The basis for progress in improving cyber security in the Czech Republic is clearly education. According to Aleš Špidla, it should start as early as pre-school age, but with the child's development in mind. "One colleague boasted to me that her two-year-old son is faster on a tablet than she is. So it should start there somewhere. There's a huge role for parents to know what the child is doing. She's quiet and doesn't get angry. It's just that the problem with the tablet is that if the child has it too often and too early, they don't develop fine motor skills. He doesn't understand that things have three dimensions. Or then he taps on a book page and expects it to turn. At the point when the child is quiet and not angry, parents should be afraid of what the son is downloading from the internet and terrified of what the daughter is uploading to the internet. Cybersecurity should be taught in schools because there is already and will be a growing demand for professions that can be part of the cybersecurity solution," explains a leading expert on cyber threats. "Ten thousand institutions and companies will fall under the Cybersecurity Act and will need experts. The NCIB as a regulator will need to hugely expand the scope of that regulation, which involves inspection activities. So again, it will need experts. There is already a shortage of hundreds, if not thousands, of cybersecurity experts in state institutions."

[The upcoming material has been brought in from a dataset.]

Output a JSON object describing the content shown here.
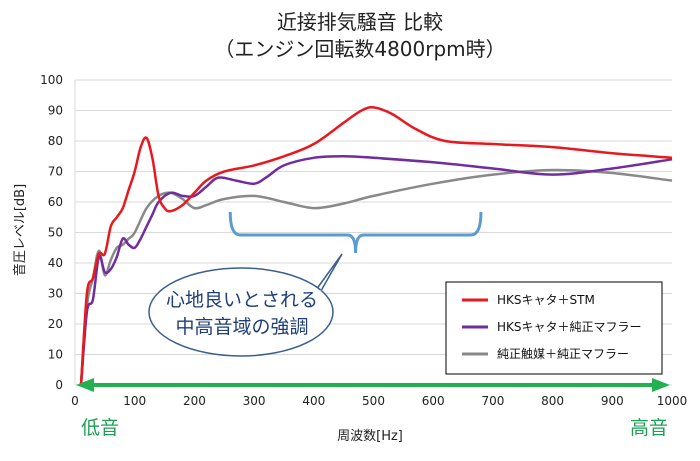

Language is also part of communication in cyberspace. The general language of communication is English. But can an adversary gain an advantage by using other languages, such as Navajo during World War II or Chinese or Russian today? "I don't know if Russian can be used to hide anything more. There is a humorous story from the field of robo-rolling that relates to this. The Russians have launched artificial intelligence systems that can generate tweets, can change their meaning, and can reply to them on Twitter. The Americans were late to the party, and for a simple reason. Even though they have a cutting-edge analytical tool that recognises that it's a robot, they didn't turn on Russian at the time because they thought everything had to be done in English," says Aleš Špidla. According to him, the only safe information is that which has never been taken in life. And the best secrecy is silence.